You mean, thought Albert, it’s all a bit quaint this being published and winning prizes for the first time – in your sixties. Sally was somewhere else altogether, wondering if she really could bring off the vocal character of a Palestinian woman she was to give voice to in her poem about Ramallah.

Incredibly, Albert or Sally had never read their poems to an audience, and here they were, about to enter Dartington’s Great Hall, with its banners and vast fireplace, to read their work to ‘a capacity audience’ (according to Annabel – all the tickets went weeks ago). What were Carcanet thinking about asking them to be ‘visible’ at this seriously serious event? Annabel parroted on and on about who’d stood on this stage before them in previous years, and there was such interest in their work, both winning prizes The Forward and The Eliot. Yet these fledgling authors had remained stoically silent as approaches from literary journalists took them almost daily by surprise.
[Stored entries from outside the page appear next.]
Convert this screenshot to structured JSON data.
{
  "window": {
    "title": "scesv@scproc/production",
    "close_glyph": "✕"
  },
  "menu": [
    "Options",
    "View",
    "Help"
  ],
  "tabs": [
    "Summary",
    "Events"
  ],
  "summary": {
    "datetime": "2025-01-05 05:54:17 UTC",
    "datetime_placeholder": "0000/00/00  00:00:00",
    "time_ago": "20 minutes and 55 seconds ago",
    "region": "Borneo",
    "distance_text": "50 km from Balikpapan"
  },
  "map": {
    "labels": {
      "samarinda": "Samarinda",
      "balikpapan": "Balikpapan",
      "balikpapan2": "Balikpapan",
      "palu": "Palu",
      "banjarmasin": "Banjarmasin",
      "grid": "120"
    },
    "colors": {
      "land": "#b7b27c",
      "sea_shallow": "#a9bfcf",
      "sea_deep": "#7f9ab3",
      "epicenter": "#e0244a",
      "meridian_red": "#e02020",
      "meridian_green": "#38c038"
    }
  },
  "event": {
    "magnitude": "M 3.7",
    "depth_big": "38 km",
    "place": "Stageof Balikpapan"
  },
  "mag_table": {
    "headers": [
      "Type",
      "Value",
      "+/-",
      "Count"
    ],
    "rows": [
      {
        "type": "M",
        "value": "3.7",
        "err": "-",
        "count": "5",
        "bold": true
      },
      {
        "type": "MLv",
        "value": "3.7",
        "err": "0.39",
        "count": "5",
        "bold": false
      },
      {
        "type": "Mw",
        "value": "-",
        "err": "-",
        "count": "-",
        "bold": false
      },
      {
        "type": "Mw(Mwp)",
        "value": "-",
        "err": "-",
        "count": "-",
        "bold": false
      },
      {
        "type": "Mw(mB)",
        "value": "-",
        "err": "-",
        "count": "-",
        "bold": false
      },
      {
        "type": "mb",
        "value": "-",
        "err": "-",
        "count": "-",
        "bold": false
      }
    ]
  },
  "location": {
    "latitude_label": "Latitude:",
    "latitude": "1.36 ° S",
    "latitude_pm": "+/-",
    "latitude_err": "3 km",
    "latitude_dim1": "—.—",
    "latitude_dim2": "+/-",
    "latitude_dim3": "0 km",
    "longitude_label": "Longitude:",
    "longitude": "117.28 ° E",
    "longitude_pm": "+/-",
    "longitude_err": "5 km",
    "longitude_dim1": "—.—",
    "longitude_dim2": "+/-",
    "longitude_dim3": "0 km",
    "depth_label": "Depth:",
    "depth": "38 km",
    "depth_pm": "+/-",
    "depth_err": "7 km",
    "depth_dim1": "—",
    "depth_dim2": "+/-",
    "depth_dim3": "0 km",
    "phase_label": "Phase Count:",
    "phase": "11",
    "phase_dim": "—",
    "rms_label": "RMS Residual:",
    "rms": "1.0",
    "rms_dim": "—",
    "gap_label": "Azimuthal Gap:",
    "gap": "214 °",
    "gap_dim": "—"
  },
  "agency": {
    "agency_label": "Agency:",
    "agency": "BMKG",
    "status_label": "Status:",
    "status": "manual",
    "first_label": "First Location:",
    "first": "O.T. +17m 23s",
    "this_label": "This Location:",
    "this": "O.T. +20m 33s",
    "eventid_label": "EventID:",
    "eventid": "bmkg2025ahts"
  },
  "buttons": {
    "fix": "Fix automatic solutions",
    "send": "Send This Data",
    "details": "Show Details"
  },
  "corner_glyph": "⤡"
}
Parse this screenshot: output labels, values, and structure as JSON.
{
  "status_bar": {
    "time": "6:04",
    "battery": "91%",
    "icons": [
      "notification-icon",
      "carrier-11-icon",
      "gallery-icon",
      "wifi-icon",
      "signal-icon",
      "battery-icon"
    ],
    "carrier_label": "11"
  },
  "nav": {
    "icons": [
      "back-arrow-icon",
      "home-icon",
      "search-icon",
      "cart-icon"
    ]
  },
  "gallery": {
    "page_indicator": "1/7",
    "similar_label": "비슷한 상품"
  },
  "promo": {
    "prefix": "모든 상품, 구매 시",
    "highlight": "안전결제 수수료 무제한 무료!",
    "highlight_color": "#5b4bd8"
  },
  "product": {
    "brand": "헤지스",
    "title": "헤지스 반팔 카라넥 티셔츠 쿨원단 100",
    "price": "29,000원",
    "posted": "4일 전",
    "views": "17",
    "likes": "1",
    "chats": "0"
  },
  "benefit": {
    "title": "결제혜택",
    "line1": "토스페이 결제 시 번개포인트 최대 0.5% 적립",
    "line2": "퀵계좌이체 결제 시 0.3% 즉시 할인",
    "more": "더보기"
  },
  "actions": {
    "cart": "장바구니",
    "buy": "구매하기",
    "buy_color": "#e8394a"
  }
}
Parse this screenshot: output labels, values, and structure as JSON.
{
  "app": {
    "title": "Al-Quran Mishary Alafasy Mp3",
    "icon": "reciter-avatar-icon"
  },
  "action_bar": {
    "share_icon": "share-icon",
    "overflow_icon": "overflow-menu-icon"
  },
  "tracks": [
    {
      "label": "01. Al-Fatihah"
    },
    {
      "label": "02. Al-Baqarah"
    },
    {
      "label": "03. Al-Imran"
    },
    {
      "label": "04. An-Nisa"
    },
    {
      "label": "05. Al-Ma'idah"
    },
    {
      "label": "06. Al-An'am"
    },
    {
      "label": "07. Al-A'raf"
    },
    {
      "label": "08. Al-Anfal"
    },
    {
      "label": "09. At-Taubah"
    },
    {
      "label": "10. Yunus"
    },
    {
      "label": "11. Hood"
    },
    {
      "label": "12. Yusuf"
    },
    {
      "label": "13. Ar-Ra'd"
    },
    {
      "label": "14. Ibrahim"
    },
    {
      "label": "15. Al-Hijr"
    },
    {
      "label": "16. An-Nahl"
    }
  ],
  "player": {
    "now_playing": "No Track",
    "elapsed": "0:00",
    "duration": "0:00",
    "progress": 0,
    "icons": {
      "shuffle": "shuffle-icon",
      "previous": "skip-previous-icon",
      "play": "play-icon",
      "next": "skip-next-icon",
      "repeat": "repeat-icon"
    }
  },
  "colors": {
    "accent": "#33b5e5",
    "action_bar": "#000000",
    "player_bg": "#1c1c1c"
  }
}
Wanting to know their backstory. Why so long a wait for recognition? Neither had sought it. Neither had wanted it. Or rather they’d stopped hoping for it until . . . well that was a story all of its own, and not to be told here.

Curiosity had beckoned both of them to read each other’s work. Sally remembered Taking Heart arriving in its Amazon envelope. She brought it to her writing desk and carefully opened it.  On the back cover it said Albert Loosestrife is a lecturer in History at the University of Northumberland. Inside, there was a life, and Sally had learnt to read between the lines. Albert had seen Sally’s slim volume Surface and Depth in Blackwell’s. It seemed so slight, the poems so short, but when he got on the Metro to Whitesands Bay and opened the bag he read and became mesmerised.  Instead of going home he had walked down to the front, to his favourite bench with the lighthouse on his left and read it through, twice.

Standing in the dark hallway ready to be summoned to read Albert took out his running order from his jacket pocket, flawlessly typed on his Elite portable typewriter (a 21st birthday present from his mother). He saw the titles and wondered if his voice could give voice to these intensely personal poems: the horror of his mother’s illness and demise, his loneliness, his fear of being gay, the nastiness and bullying experienced in his minor university post, his observations of acquaintances and complete strangers, train rides to distant cities to ‘gather’ material, visit to galleries and museums, homages to authors, artists and composers he loved. His voice echoed in his head. Could he manage the microphone? Would the after-reading discussion be bearable? He looked at Sally thinking for a moment he could not be in better company. Her very name cheered him. Somehow names could do that. He imagined her walking on a beach with him, in conversation. Yes, he’d like that, and right now. He reckoned they might have much to share with each other, after they’d discussed poetry of course. He felt a warm glow and smiled his best smile as she in astonishing synchronicity smiled at him. The door opened and applause beckoned.